Spooky Little Girl - Laurie Notaro
Lucy Fisher returns home from vacation to find her life in ruins. Her belongings are thrown out on the front lawn, her fiance has changed his phone number, and she’s lost her job. Lucy’s life can’t get any worse, which turns out to be the case when a city bus abruptly ends it. Lucy can’t move on however; she instead finds i herself in ghost school, learning to haunt the living in order to complete her unfinished business back on Earth.

Laurie Notaro’s Spooky Little Girl has a great premise; Lucy and her classmates must learn the art of moving objects, opening doors, and disembodied voices in order to aid the living and and finally move on. The character of Ruby, the teacher of Lucy’s “Suprise Demise” section, has a cheery yet blunt attitude toward death, and makes the ghost school sections of the story some of the most enjoyable.
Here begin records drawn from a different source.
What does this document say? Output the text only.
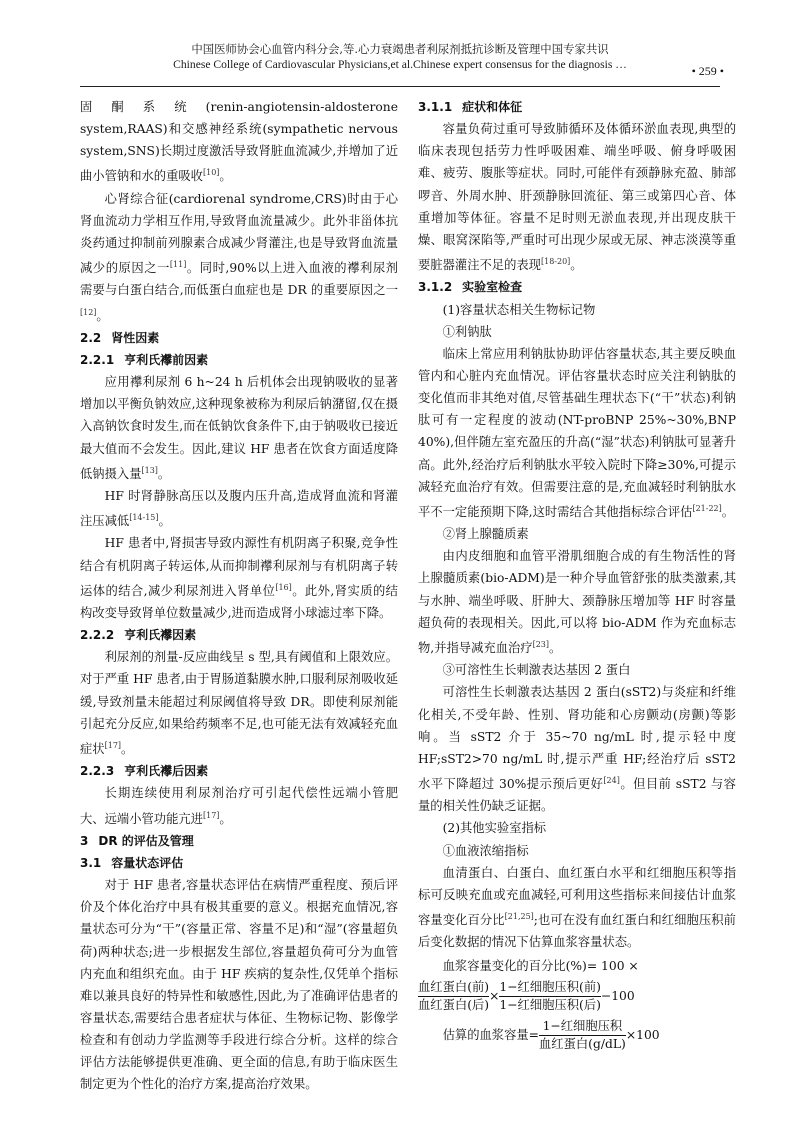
中国医师协会心血管内科分会,等.心力衰竭患者利尿剂抵抗诊断及管理中国专家共识
Chinese College of Cardiovascular Physicians,et al.Chinese expert consensus for the diagnosis …	• 259 •

固酮系统(renin-angiotensin-aldosterone system,RAAS)和交感神经系统(sympathetic nervous system,SNS)长期过度激活导致肾脏血流减少,并增加了近曲小管钠和水的重吸收[10]。

心肾综合征(cardiorenal syndrome,CRS)时由于心肾血流动力学相互作用,导致肾血流量减少。此外非甾体抗炎药通过抑制前列腺素合成减少肾灌注,也是导致肾血流量减少的原因之一[11]。同时,90%以上进入血液的襻利尿剂需要与白蛋白结合,而低蛋白血症也是 DR 的重要原因之一[12]。

2.2 肾性因素
2.2.1 亨利氏襻前因素

应用襻利尿剂 6 h~24 h 后机体会出现钠吸收的显著增加以平衡负钠效应,这种现象被称为利尿后钠潴留,仅在摄入高钠饮食时发生,而在低钠饮食条件下,由于钠吸收已接近最大值而不会发生。因此,建议 HF 患者在饮食方面适度降低钠摄入量[13]。

HF 时肾静脉高压以及腹内压升高,造成肾血流和肾灌注压减低[14-15]。

HF 患者中,肾损害导致内源性有机阴离子积聚,竞争性结合有机阴离子转运体,从而抑制襻利尿剂与有机阴离子转运体的结合,减少利尿剂进入肾单位[16]。此外,肾实质的结构改变导致肾单位数量减少,进而造成肾小球滤过率下降。

2.2.2 亨利氏襻因素

利尿剂的剂量-反应曲线呈 s 型,具有阈值和上限效应。对于严重 HF 患者,由于胃肠道黏膜水肿,口服利尿剂吸收延缓,导致剂量未能超过利尿阈值将导致 DR。即使利尿剂能引起充分反应,如果给药频率不足,也可能无法有效减轻充血症状[17]。

2.2.3 亨利氏襻后因素

长期连续使用利尿剂治疗可引起代偿性远端小管肥大、远端小管功能亢进[17]。

3 DR 的评估及管理
3.1 容量状态评估

对于 HF 患者,容量状态评估在病情严重程度、预后评价及个体化治疗中具有极其重要的意义。根据充血情况,容量状态可分为“干”(容量正常、容量不足)和“湿”(容量超负荷)两种状态;进一步根据发生部位,容量超负荷可分为血管内充血和组织充血。由于 HF 疾病的复杂性,仅凭单个指标难以兼具良好的特异性和敏感性,因此,为了准确评估患者的容量状态,需要结合患者症状与体征、生物标记物、影像学检查和有创动力学监测等手段进行综合分析。这样的综合评估方法能够提供更准确、更全面的信息,有助于临床医生制定更为个性化的治疗方案,提高治疗效果。

3.1.1 症状和体征

容量负荷过重可导致肺循环及体循环淤血表现,典型的临床表现包括劳力性呼吸困难、端坐呼吸、俯身呼吸困难、疲劳、腹胀等症状。同时,可能伴有颈静脉充盈、肺部啰音、外周水肿、肝颈静脉回流征、第三或第四心音、体重增加等体征。容量不足时则无淤血表现,并出现皮肤干燥、眼窝深陷等,严重时可出现少尿或无尿、神志淡漠等重要脏器灌注不足的表现[18-20]。

3.1.2 实验室检查

(1)容量状态相关生物标记物

①利钠肽

临床上常应用利钠肽协助评估容量状态,其主要反映血管内和心脏内充血情况。评估容量状态时应关注利钠肽的变化值而非其绝对值,尽管基础生理状态下(“干”状态)利钠肽可有一定程度的波动(NT-proBNP 25%~30%,BNP 40%),但伴随左室充盈压的升高(“湿”状态)利钠肽可显著升高。此外,经治疗后利钠肽水平较入院时下降≥30%,可提示减轻充血治疗有效。但需要注意的是,充血减轻时利钠肽水平不一定能预期下降,这时需结合其他指标综合评估[21-22]。

②肾上腺髓质素

由内皮细胞和血管平滑肌细胞合成的有生物活性的肾上腺髓质素(bio-ADM)是一种介导血管舒张的肽类激素,其与水肿、端坐呼吸、肝肿大、颈静脉压增加等 HF 时容量超负荷的表现相关。因此,可以将 bio-ADM 作为充血标志物,并指导减充血治疗[23]。

③可溶性生长刺激表达基因 2 蛋白

可溶性生长刺激表达基因 2 蛋白(sST2)与炎症和纤维化相关,不受年龄、性别、肾功能和心房颤动(房颤)等影响。当 sST2 介于 35~70 ng/mL 时,提示轻中度 HF;sST2>70 ng/mL 时,提示严重 HF;经治疗后 sST2 水平下降超过 30%提示预后更好[24]。但目前 sST2 与容量的相关性仍缺乏证据。

(2)其他实验室指标

①血液浓缩指标

血清蛋白、白蛋白、血红蛋白水平和红细胞压积等指标可反映充血或充血减轻,可利用这些指标来间接估计血浆容量变化百分比[21,25];也可在没有血红蛋白和红细胞压积前后变化数据的情况下估算血浆容量状态。

血浆容量变化的百分比(%)= 100 ×

$\frac{\text{血红蛋白(前)}}{\text{血红蛋白(后)}} \times \frac{\text{1−红细胞压积(前)}}{\text{1−红细胞压积(后)}} -100$
估算的血浆容量= $\frac{\text{1−红细胞压积}}{\text{血红蛋白(g/dL)}} \times 100$
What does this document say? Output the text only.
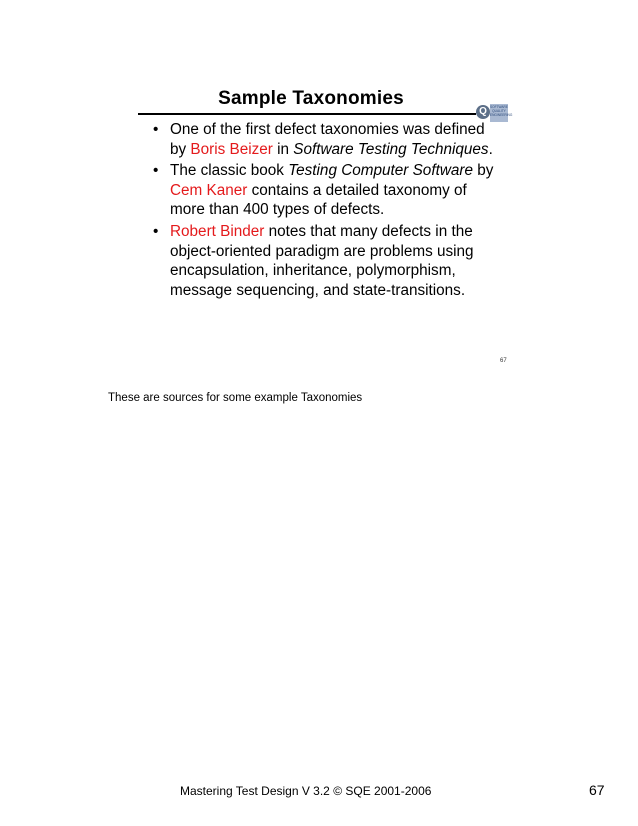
Sample Taxonomies
Q SOFTWARE QUALITY ENGINEERING
• One of the first defect taxonomies was defined by Boris Beizer in Software Testing Techniques.
• The classic book Testing Computer Software by Cem Kaner contains a detailed taxonomy of more than 400 types of defects.
• Robert Binder notes that many defects in the object-oriented paradigm are problems using encapsulation, inheritance, polymorphism, message sequencing, and state-transitions.
67
These are sources for some example Taxonomies
Mastering Test Design V 3.2 © SQE 2001-2006	67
The beginning of the story, however, is a bit of a turn off. Although Lucy eventually grows on the reader, she starts off as selfish, flaky, and unlikeable. She spends her entire inheritance on a trip to Hawaii, rather than saving the money or aiding her single-mother sister. She also loses her job due to her own forgetfulness and focus on her trip. Even after death, Lucy continues to wallow in her own self pity, refusing to accept her condition like her classmates and hindering her progress towards the afterlife.

Lucy does change as a person (and ghost) during her haunting, and endears herself to the reader as she works to notify her friends of her death, as well as remove an unwanted houseguest. Although the beginning may be a turn off, Spooky Little Girl is a fun story with an optimistic look on life after death.

A review copy was provided through the Goodreads.com First Reads Program.